First of all, the sheer volume of cyber attacks via the Internet is staggering. Statistics vary depending on the source, but the most reassuring suggest that a PC connected to the Internet will have between 40 and 200 minutes before an automated probe assesses its vulnerability for access. Other industry sources quote even less time. Windows users know the importance of keeping PCs updated with patches or security updates from Microsoft. Computer users also know that they need software to search and block viruses, worms and other programs that compromise the computer and allow it to be used by a third party. We are constantly warned about the need to be proactive in protecting our email and the data stored on our PCs with the latest computer security software.
The industry that protects consumers from malware is reactive. Computer security companies find solutions when a new piece of malware appears. The good guys are always playing catch-up to stop the damage unleashed by the bad guys. As customers, we have to stay on our toes, downloading patches promptly and responding to updates and alerts.
The discovery of Flame, highly complex malware that was sufficiently smart to avoid all detection for two years, underscores the danger of this reactive response to the problem. Nobody found it, so it didn’t exist – and neither did any type of deterrent. The creators of Flame have yet to be identified, but industry experts believe something of this nature is an expensive high-end project. Some have seen similarities between Flame and Stuxnet, a worm that attacked the Iranian nuclear program. Speculation as to which government (or governments) might have developed such a tool has been rife. Stuxnet included a kill switch, which obliterated all traces of it from an infected machine; when that switch was activated, it made identification of its source impossible.

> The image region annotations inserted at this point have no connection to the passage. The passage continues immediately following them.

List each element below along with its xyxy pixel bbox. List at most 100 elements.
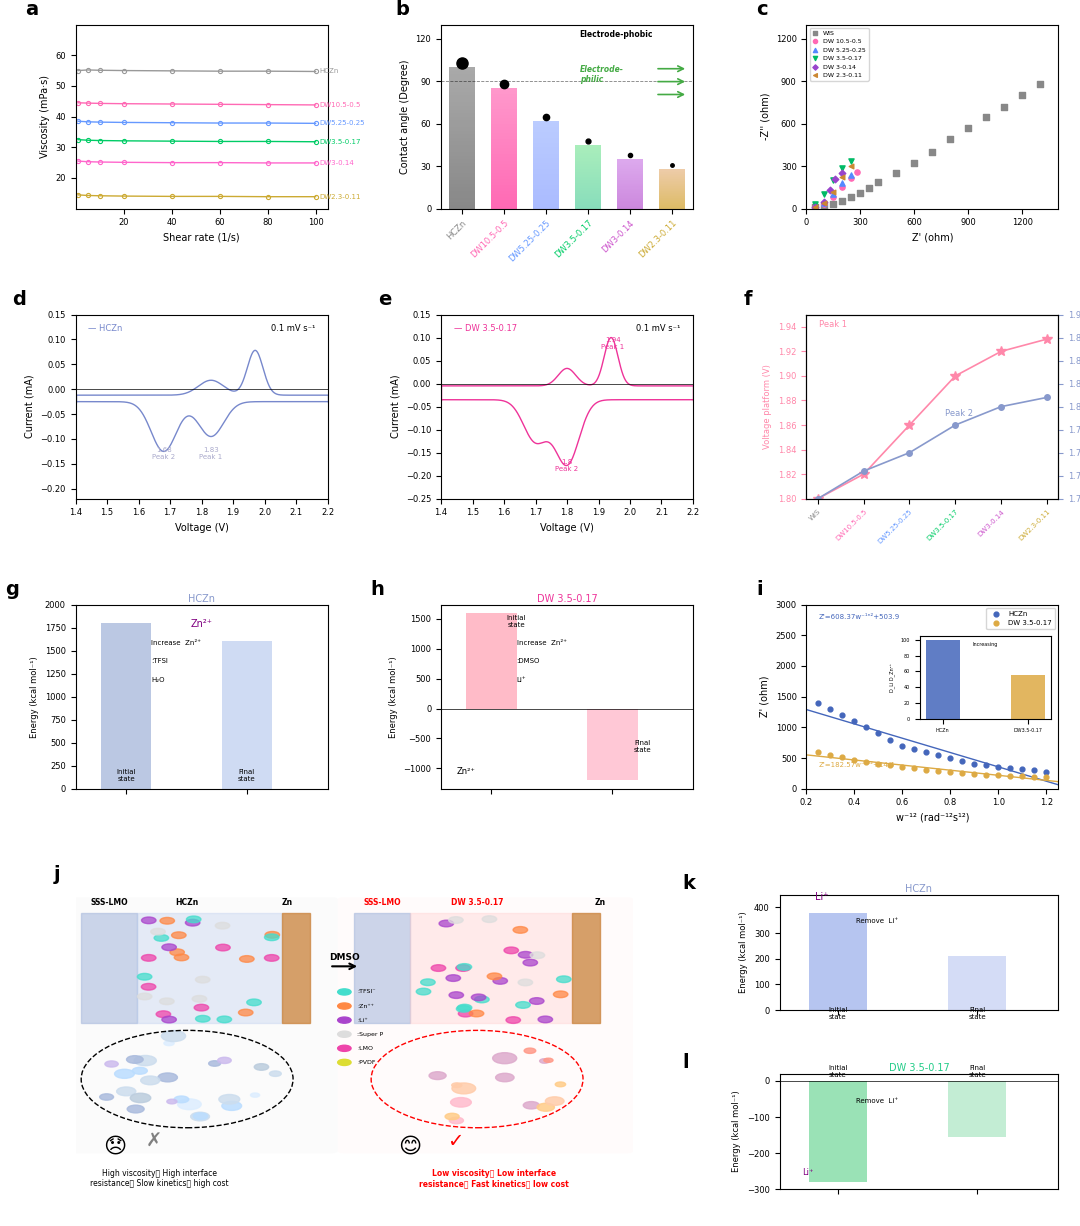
- Circle shape: [545, 1097, 564, 1106]
- Bar: [491, 88, 516, 91]
- Bar: [534, 125, 558, 128]
- Circle shape: [518, 951, 532, 959]
- Text: :Li⁺: :Li⁺: [357, 1018, 368, 1022]
- Circle shape: [132, 1068, 147, 1074]
- Bar: [449, 77, 474, 81]
- Circle shape: [162, 1016, 176, 1022]
- Bar: [491, 179, 516, 181]
- Text: Final
state: Final state: [969, 1065, 986, 1079]
- Bar: [491, 146, 516, 148]
- Bar: [618, 189, 643, 190]
- Circle shape: [254, 1064, 269, 1070]
- Bar: [449, 148, 474, 152]
- Text: — HCZn: — HCZn: [89, 324, 122, 332]
- DW 3.5-0.17: [858, 752, 875, 771]
- Circle shape: [471, 994, 486, 1000]
- Circle shape: [157, 1011, 171, 1018]
- Circle shape: [219, 1095, 240, 1105]
- DW 3.5-0.17: [906, 759, 923, 779]
- Circle shape: [154, 934, 168, 942]
- Text: Peak 1: Peak 1: [819, 320, 847, 329]
- Bar: [491, 188, 516, 190]
- Bar: [449, 191, 474, 195]
- Text: Electrode-
philic: Electrode- philic: [580, 65, 623, 83]
- Bar: [491, 130, 516, 134]
- Text: — DW 3.5-0.17: — DW 3.5-0.17: [454, 324, 516, 332]
- Bar: [534, 136, 558, 139]
- Bar: [576, 197, 600, 199]
- Text: Final
state: Final state: [239, 770, 256, 782]
- Bar: [576, 177, 600, 179]
- Text: Remove  Li⁺: Remove Li⁺: [856, 1097, 899, 1103]
- Circle shape: [265, 955, 279, 961]
- Bar: [221, 641, 272, 788]
- Circle shape: [457, 964, 472, 970]
- Bar: [491, 103, 516, 107]
- Y-axis label: Viscosity (mPa·s): Viscosity (mPa·s): [40, 75, 50, 158]
- Bar: [534, 150, 558, 152]
- Circle shape: [523, 1102, 539, 1110]
- Text: Li⁺: Li⁺: [801, 1168, 813, 1177]
- WIS: [807, 197, 824, 217]
- DW 3.5-0.17: [881, 755, 899, 775]
- Bar: [410, 912, 572, 1022]
- Circle shape: [507, 1016, 521, 1024]
- Bar: [534, 123, 558, 125]
- DW 5.25-0.25: [807, 197, 824, 217]
- Circle shape: [240, 955, 254, 962]
- Circle shape: [474, 997, 489, 1003]
- Circle shape: [192, 996, 206, 1002]
- Bar: [534, 121, 558, 123]
- Bar: [534, 180, 558, 183]
- Text: Initial
state: Initial state: [507, 614, 526, 628]
- HCZn: [810, 693, 827, 712]
- Bar: [618, 183, 643, 184]
- Bar: [576, 183, 600, 185]
- Circle shape: [251, 1094, 259, 1097]
- Bar: [576, 191, 600, 192]
- Text: 0.1 mV s⁻¹: 0.1 mV s⁻¹: [636, 324, 680, 332]
- Bar: [534, 163, 558, 164]
- DW 3-0.14: [821, 180, 838, 200]
- Bar: [618, 173, 643, 174]
- Y-axis label: Energy (kcal mol⁻¹): Energy (kcal mol⁻¹): [740, 911, 748, 993]
- Circle shape: [431, 965, 446, 971]
- Circle shape: [530, 951, 544, 959]
- Bar: [534, 183, 558, 184]
- Text: :PVDF: :PVDF: [357, 1060, 376, 1065]
- HCZn: [906, 739, 923, 759]
- Bar: [449, 128, 474, 131]
- DW 2.3-0.11: [815, 194, 833, 213]
- Bar: [576, 172, 600, 174]
- Circle shape: [451, 1083, 475, 1094]
- Bar: [491, 196, 516, 200]
- DW 3-0.14: [826, 169, 843, 189]
- DW 3.5-0.17: [977, 765, 995, 785]
- Bar: [491, 190, 516, 194]
- Circle shape: [193, 1113, 207, 1119]
- Bar: [618, 196, 643, 197]
- Bar: [449, 105, 474, 109]
- Bar: [449, 167, 474, 169]
- Bar: [618, 186, 643, 188]
- Text: e: e: [378, 291, 391, 309]
- Circle shape: [160, 917, 175, 924]
- DW 10.5-0.5: [834, 178, 851, 197]
- Circle shape: [529, 998, 544, 1004]
- Circle shape: [338, 1003, 351, 1009]
- Bar: [449, 85, 474, 88]
- WIS: [1014, 86, 1031, 105]
- Text: DW10.5-0.5: DW10.5-0.5: [320, 102, 361, 108]
- Bar: [449, 173, 474, 177]
- Bar: [809, 1081, 867, 1182]
- Y-axis label: Current (mA): Current (mA): [25, 375, 35, 439]
- DW 2.3-0.11: [834, 168, 851, 188]
- HCZn: [846, 711, 863, 731]
- Circle shape: [544, 1058, 553, 1063]
- DW 3-0.14: [815, 191, 833, 211]
- HCZn: [989, 756, 1007, 776]
- DW 10.5-0.5: [825, 188, 842, 207]
- Bar: [534, 142, 558, 145]
- Bar: [576, 169, 600, 170]
- DW 3.5-0.17: [869, 754, 887, 774]
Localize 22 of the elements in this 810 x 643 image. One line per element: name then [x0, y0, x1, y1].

All this suggests that the Flame virus is a cyber weapon designed to steal documents, take screen shots and disable security products rather than a type of malware designed to attack individual PCs. But there have been fears in West Asia that the malware might spread to other systems. Most U.S. industry experts believe that the average PC user need not be seriously concerned because Flame appears to have had very specific targets.
However, there are overall implications for U.S. computer users and for all Internet users. This serious threat has caused the industry and its customers to rethink the current approach to security and protection. The computer industry has been thrust into a whole new world of computer security threats. Innovative methods of detecting viral patterns early are needed to detect and protect networks faster than the virus is able to replicate. The Flame virus has highlighted the deficiencies of the old reactive prototypes and has given us the impetus to develop a new approach to cyberspace safety.